Аньке от долгой дороги и перипетий бурного дня подурнело. Я проводил ее в бывшую мою комнату, выгнал оттуда упирающегося брата и уложил жену в постель. Неожиданно мне действительно захотелось кушать. Хорошо все-таки у мамы жить: только захотелось, а ужин уже готов, и не надо думать, на какие шиши покупать для него продукты. На столе – ужин дымится ароматно, из ниоткуда взялся, по доброму маминому волшебству…
Робинзон, потерпевший кораблекрушение и увидавший долгожданную землю. Путник, блуждавший в холодном лесу и вышедший наконец к человеческому жилью, – примерно так я себя чувствовал. Позади кошмар, спасся, выплыл, в безопасности, в домике я – в теплом родительском домике, где вкусно пахнет едой и надеждой. Господи, как же я любил их, как благодарен им был. Раньше: ну, есть родители и есть – у всех есть. Любят? Всех любят. Обязаны любить, раз родили. Только тогда, в свой первый в жизни по-настоящему черный день я понял, какое это счастье огромное, когда есть место, куда можно прийти, где любят тебя и ждут. Даже брат, прогнозируемо жалующийся родителям на свою тяжелую судьбу, не сбил моего благостного настроения.
– Вы представляете – он меня выгнал, – тихо и возмущенно говорил братец, стоя перед мамой и папой на кухне. – Я двойку по математике завтра на контрольной получу из-за него. Предупреждаю, точно получу. Все претензии – к нему. Свалился как снег на голову, уложил эту в мою постель и выгнал. Мне заниматься надо, а теперь… Нет, точно получу! Вы меня потом и не спрашивайте почему. У Витеньки своего лучше спросите. Он, он будет виноват, я вас предупредил – имейте в виду…
Наивная хитрость брата-школьника умилила меня почти до слез. Какой он хороший, ну, решил выжать дивидендов немножко из сложившейся ситуации. Максимум, на что его хватило, – от двойки грядущей отмазаться. А ведь ему жить с нами – в тесноте, да не в обиде. А хитрый… Все мы здесь непростые, все мы одной крови, семья мы…
– Я, я буду виноват – не волнуйся, – сказал, подкравшись к нему сзади и обняв за плечи. – Конечно, я буду, можешь списать на меня все свои прошлые и будущие двойки. А сейчас вали отсюда, дай поесть спокойно.

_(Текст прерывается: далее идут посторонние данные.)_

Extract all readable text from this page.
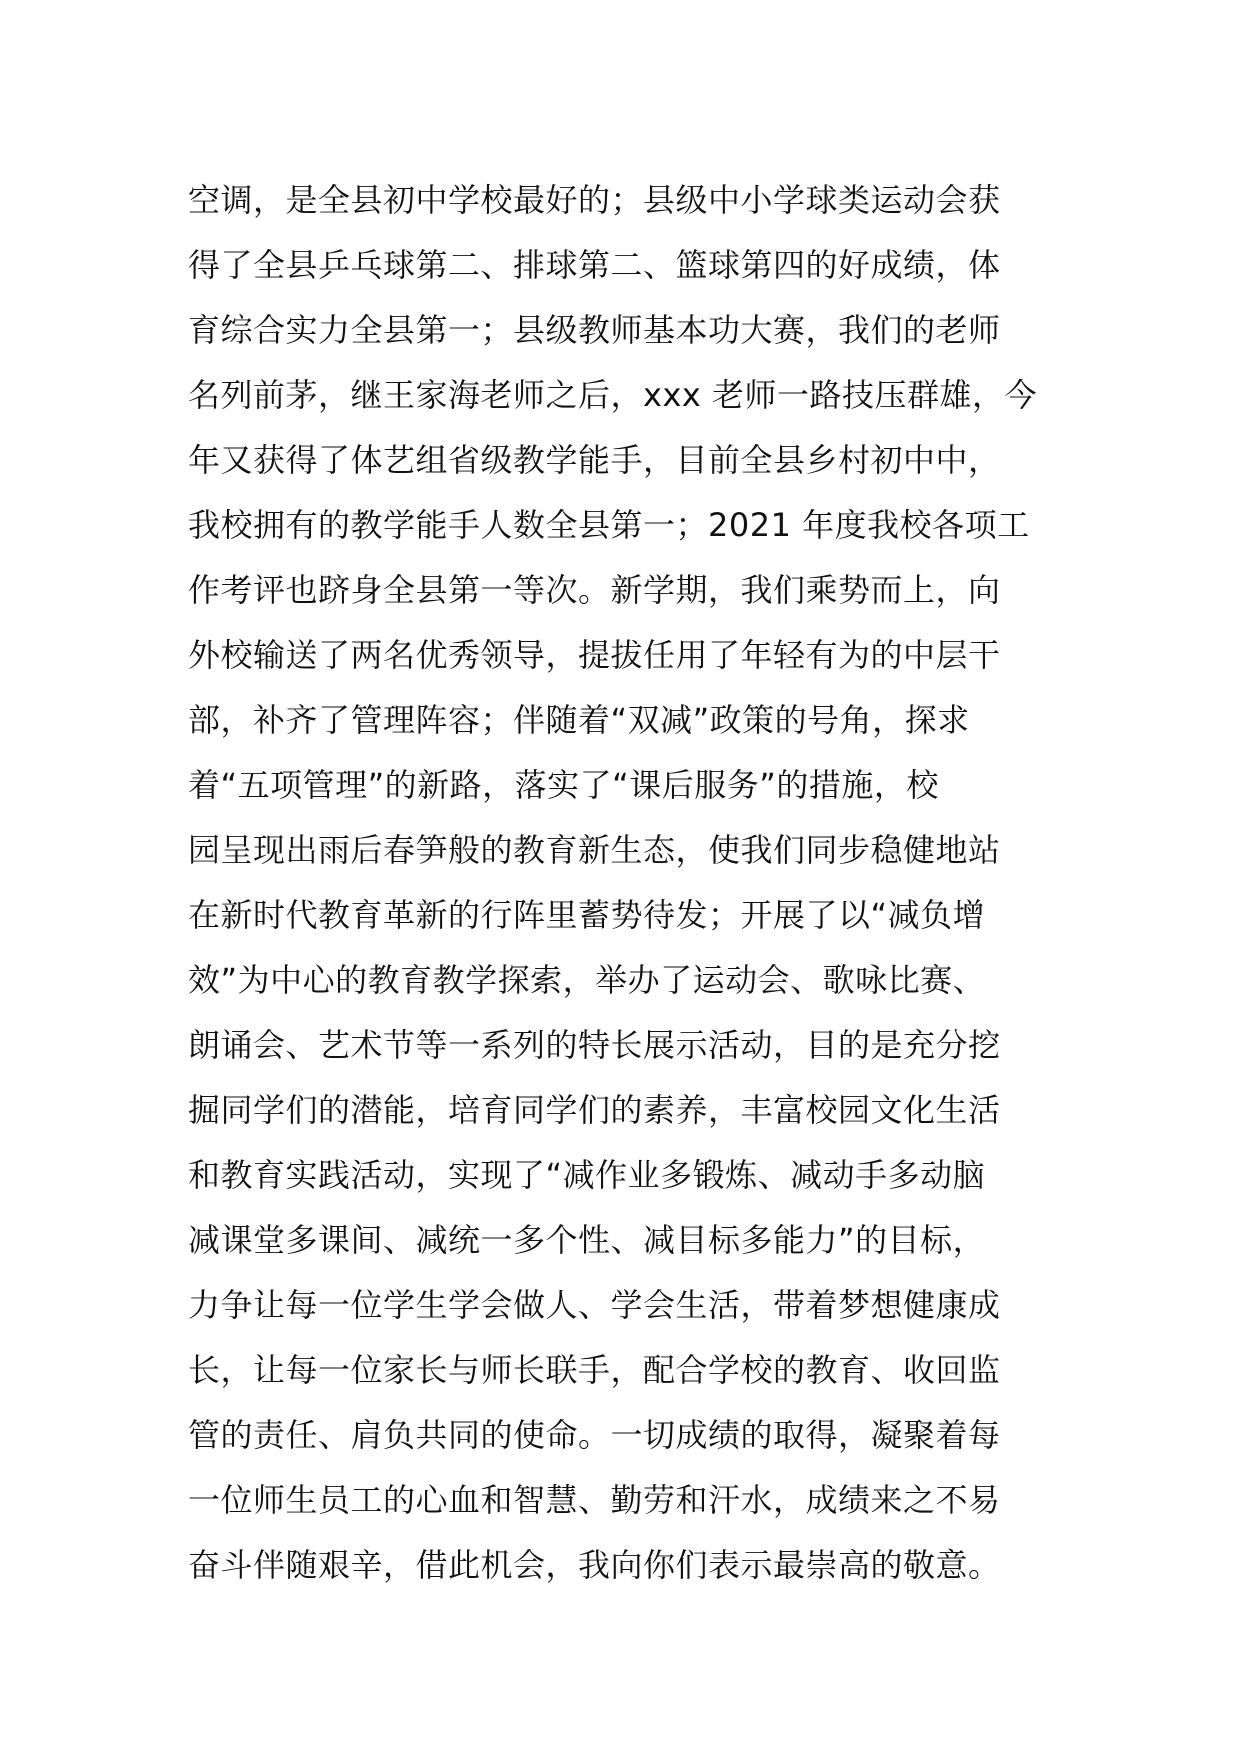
空调，是全县初中学校最好的；县级中小学球类运动会获
得了全县乒乓球第二、排球第二、篮球第四的好成绩，体
育综合实力全县第一；县级教师基本功大赛，我们的老师
名列前茅，继王家海老师之后，xxx 老师一路技压群雄，今
年又获得了体艺组省级教学能手，目前全县乡村初中中，
我校拥有的教学能手人数全县第一；2021 年度我校各项工
作考评也跻身全县第一等次。新学期，我们乘势而上，向
外校输送了两名优秀领导，提拔任用了年轻有为的中层干
部，补齐了管理阵容；伴随着“双减”政策的号角，探求
着“五项管理”的新路，落实了“课后服务”的措施，校
园呈现出雨后春笋般的教育新生态，使我们同步稳健地站
在新时代教育革新的行阵里蓄势待发；开展了以“减负增
效”为中心的教育教学探索，举办了运动会、歌咏比赛、
朗诵会、艺术节等一系列的特长展示活动，目的是充分挖
掘同学们的潜能，培育同学们的素养，丰富校园文化生活
和教育实践活动，实现了“减作业多锻炼、减动手多动脑
减课堂多课间、减统一多个性、减目标多能力”的目标，
力争让每一位学生学会做人、学会生活，带着梦想健康成
长，让每一位家长与师长联手，配合学校的教育、收回监
管的责任、肩负共同的使命。一切成绩的取得，凝聚着每
一位师生员工的心血和智慧、勤劳和汗水，成绩来之不易
奋斗伴随艰辛，借此机会，我向你们表示最崇高的敬意。
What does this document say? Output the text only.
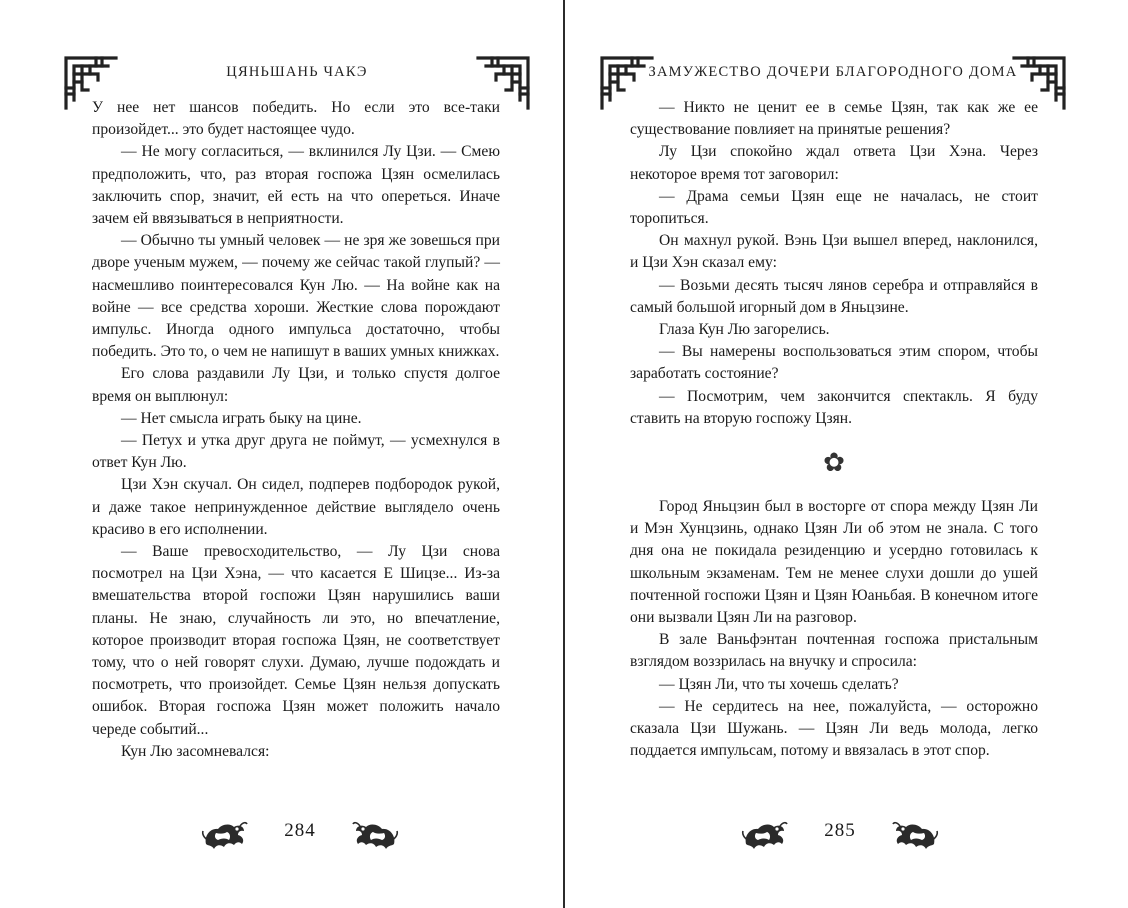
ЦЯНЬШАНЬ ЧАКЭ

У нее нет шансов победить. Но если это все-таки произойдет... это будет настоящее чудо.

— Не могу согласиться, — вклинился Лу Цзи. — Смею предположить, что, раз вторая госпожа Цзян осмелилась заключить спор, значит, ей есть на что опереться. Иначе зачем ей ввязываться в неприятности.

— Обычно ты умный человек — не зря же зовешься при дворе ученым мужем, — почему же сейчас такой глупый? — насмешливо поинтересовался Кун Лю. — На войне как на войне — все средства хороши. Жесткие слова порождают импульс. Иногда одного импульса достаточно, чтобы победить. Это то, о чем не напишут в ваших умных книжках.

Его слова раздавили Лу Цзи, и только спустя долгое время он выплюнул:

— Нет смысла играть быку на цине.

— Петух и утка друг друга не поймут, — усмехнулся в ответ Кун Лю.

Цзи Хэн скучал. Он сидел, подперев подбородок рукой, и даже такое непринужденное действие выглядело очень красиво в его исполнении.

— Ваше превосходительство, — Лу Цзи снова посмотрел на Цзи Хэна, — что касается Е Шицзе... Из-за вмешательства второй госпожи Цзян нарушились ваши планы. Не знаю, случайность ли это, но впечатление, которое производит вторая госпожа Цзян, не соответствует тому, что о ней говорят слухи. Думаю, лучше подождать и посмотреть, что произойдет. Семье Цзян нельзя допускать ошибок. Вторая госпожа Цзян может положить начало череде событий...

Кун Лю засомневался:

284
ЗАМУЖЕСТВО ДОЧЕРИ БЛАГОРОДНОГО ДОМА

— Никто не ценит ее в семье Цзян, так как же ее существование повлияет на принятые решения?

Лу Цзи спокойно ждал ответа Цзи Хэна. Через некоторое время тот заговорил:

— Драма семьи Цзян еще не началась, не стоит торопиться.

Он махнул рукой. Вэнь Цзи вышел вперед, наклонился, и Цзи Хэн сказал ему:

— Возьми десять тысяч лянов серебра и отправляйся в самый большой игорный дом в Яньцзине.

Глаза Кун Лю загорелись.

— Вы намерены воспользоваться этим спором, чтобы заработать состояние?

— Посмотрим, чем закончится спектакль. Я буду ставить на вторую госпожу Цзян.

✿

Город Яньцзин был в восторге от спора между Цзян Ли и Мэн Хунцзинь, однако Цзян Ли об этом не знала. С того дня она не покидала резиденцию и усердно готовилась к школьным экзаменам. Тем не менее слухи дошли до ушей почтенной госпожи Цзян и Цзян Юаньбая. В конечном итоге они вызвали Цзян Ли на разговор.

В зале Ваньфэнтан почтенная госпожа пристальным взглядом воззрилась на внучку и спросила:

— Цзян Ли, что ты хочешь сделать?

— Не сердитесь на нее, пожалуйста, — осторожно сказала Цзи Шужань. — Цзян Ли ведь молода, легко поддается импульсам, потому и ввязалась в этот спор.

285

– Я что – я ничего, – испугался брат. – Я просто… Чтобы они знали, готовы были морально. Чтобы потом не спрашивали, если что. Ты не думай, я все понимаю. Такой случай… Просто чтобы знали…
Брат попятился назад и пулей вылетел из кухни. Мы с отцом рассмеялись, но мама не поддержала веселья. Сказала хмуро:
– Садись, ешь, заодно и расскажешь, что у тебя стряслось.
Я ел благословенную, вкуснейшую мамину стряпню и увлеченно описывал события минувшего дня. Неожиданно они приобрели другой, залихватский и смешной оттенок. Особенно я веселился, рассказывая, как запихивал в окровавленную пасть хозяина компании семьсот долларов. Я веселился и не замечал, как мрачнеет лицо матери.
– Ну и дурак, – не выдержала она, со звоном бросив грязные ножи и вилки в мойку. – Деньги тебе сейчас очень бы пригодились. И вообще, как ты собираешься жить дальше? И где? И на что?
– Слушай, может, не надо сегодня… – вступился, почуяв неладное, отец. – Такой день все-таки, тяжелый… Пусть выспится, отдохнет. Завтра поговорим.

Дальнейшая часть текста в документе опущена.